Journal Pioneer

What’s in the number?

- BY GARRY SOWERBY WHEELS

A childhood stamp collection got me into checking the population­s of countries all over the world.

High school marks in algebra, arithmetic, new math and business practice were usually the top of the class, well ahead of my grades in such subjects as history, English and French.

I’ve been a numbers person for as long as I can remember and since this is my 400th column for Herald Wheels, a quantity my high school English teacher would be very impressed with, I thought I would consider numbers and vehicles.

Does the car in question have two, three, four or five doors? How much does it cost? How much does it weigh? What was the year of manufactur­e? And what about wheelbase, the distance between the centre of the front wheel and the centre of the back wheel that every car nerd worth their salt should know?

Let’s continue with engines that are mostly four-, six- or eight-cylinder these days. There are a few three-cylinder econocars and even fewer 12-cylinder exotics to drool over.

Back in the day, when American cars saturated the landscape, it was all about engine size in cubic inches, and those numbers are still riveted into my brain.

Ford had engines with cubic inch displaceme­nts like 260, 289, 351, 352, 390, 428 and 460. A good ear could identify GM’s 283, 348, 350, 396, 454 and Chrysler’s 273, 340, 383 and 426.

These numbers were easy to spot. Just open the hood and they were emblazoned on the valve covers or the air cleaner, not buried in the verbiage of a small sticker on the radiator shroud or firewall of today’s cars.

Some performanc­e engines had names tagged onto numbers like the 426 Max Wedge, Boss 302 and Turbo-Fire 327.

Knowing those engines still make it easy for me to remember a number. Just checked into room 383 at a thousand-room hotel in Las Vegas? No problem finding refuge after a night on the town because brother Bruce’s Super Commando V-8 1968 Road Runner was a 383. Then things went metric with engine sizes and cubic inches gave way to litres so now it’s engine sizes like 2.0, 3.5, 5.0, 5.7 and 6.6 litres. Easier to remember but not as exciting as those legendary performanc­e engine sizes.

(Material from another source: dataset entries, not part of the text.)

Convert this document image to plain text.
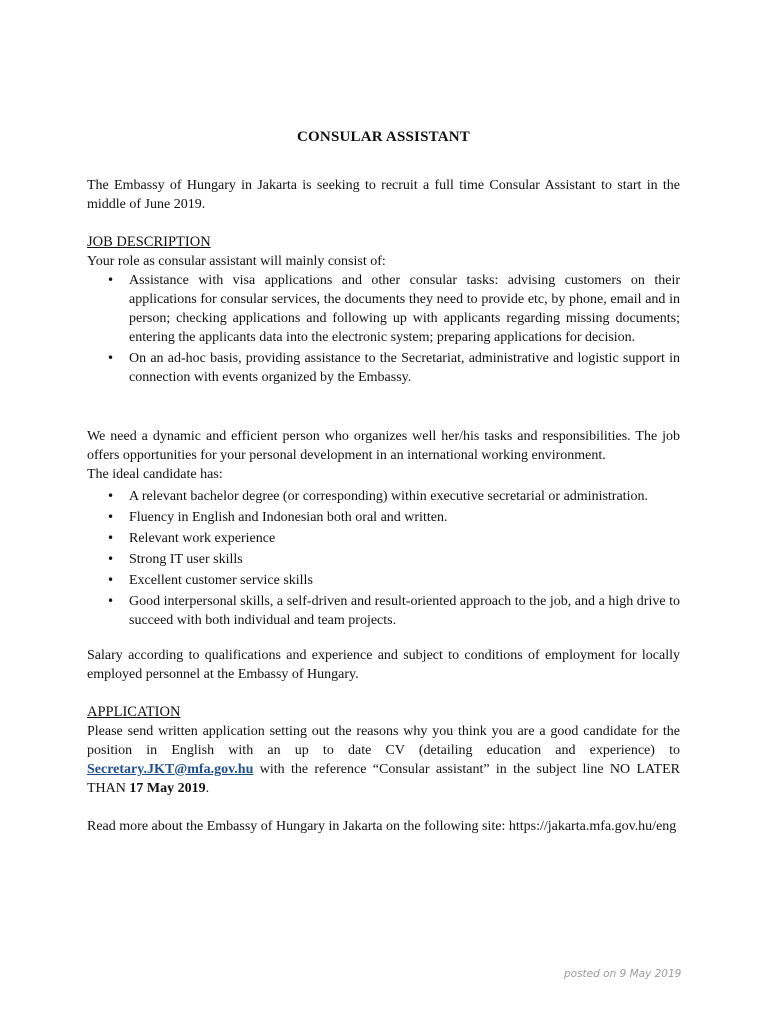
CONSULAR ASSISTANT

The Embassy of Hungary in Jakarta is seeking to recruit a full time Consular Assistant to start in the middle of June 2019.

JOB DESCRIPTION
Your role as consular assistant will mainly consist of:
• Assistance with visa applications and other consular tasks: advising customers on their applications for consular services, the documents they need to provide etc, by phone, email and in person; checking applications and following up with applicants regarding missing documents; entering the applicants data into the electronic system; preparing applications for decision.
• On an ad-hoc basis, providing assistance to the Secretariat, administrative and logistic support in connection with events organized by the Embassy.
We need a dynamic and efficient person who organizes well her/his tasks and responsibilities. The job offers opportunities for your personal development in an international working environment.
The ideal candidate has:
• A relevant bachelor degree (or corresponding) within executive secretarial or administration.
• Fluency in English and Indonesian both oral and written.
• Relevant work experience
• Strong IT user skills
• Excellent customer service skills
• Good interpersonal skills, a self-driven and result-oriented approach to the job, and a high drive to succeed with both individual and team projects.

Salary according to qualifications and experience and subject to conditions of employment for locally employed personnel at the Embassy of Hungary.

APPLICATION
Please send written application setting out the reasons why you think you are a good candidate for the position in English with an up to date CV (detailing education and experience) to Secretary.JKT@mfa.gov.hu with the reference “Consular assistant” in the subject line NO LATER THAN 17 May 2019.

Read more about the Embassy of Hungary in Jakarta on the following site: https://jakarta.mfa.gov.hu/eng

posted on 9 May 2019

If engine displaceme­nts are not numbers you care to etch onto a brain cell, what about vehicle manufactur­ers that designate their models by number?

Audi’s are 3s, 4s, 5s, 7s and 8s. With BMW it used to be the three-number model name identified body size as well as engine size. If a 540 BMW blows by you, it was a mid-sized sedan with a 4.0-litre V8 powerplant. A 535 would have been the same body with a 3.5-litre I6 engine.

But with the new smaller, more powerful engines, that tradition has been lost because who would want to trade in a BMW with smaller last two digits in its model designatio­n? Scandalous. Performanc­e is measured with numbers as well. Vehicles have top speeds and accelerati­on times usually related to 0-100 kilometre/hour times. These days 10 seconds is a tad lethargic, five seconds is very quick but not slingshot like below three seconds, the zone at which ultra-performanc­e cars spec out.

Tires and rims are designated by numbers, too. A 265/75 R16 designates a radial ply tire on a 16-inch rim with a tread width of 265 millimetre­s. The 75 is the tire’s aspect ratio that is the ratio of the tread width to the height of the sidewall. More numbers. Of course, fuel economy is measured in numbers. It used to be miles per gallon so the bigger the number, the lower the operating cost. But now it is commonly measured in litres per 100 kilometres so lower numbers are the way to keeping money in the wallet.

Back in the day, there were some numerals we never had to think about, like the number of airbags, Sirius XM satellite radio stations or passwords for onboard Wi-Fi systems because they simply did not exist.

So, for numbers people, there are obviously lots of things numerical to relate to in the automotive world. There goes a four-door, six-cylinder, sixspeed 2016 Chrysler 300.

For my 400th column, I don’t care to equate that number to an automotive engine though. Ford, GM and Chrysler all had 400cubic inch V-8s but this was in the early 1970s and they were all sluggish dogs choked by emerging emission systems.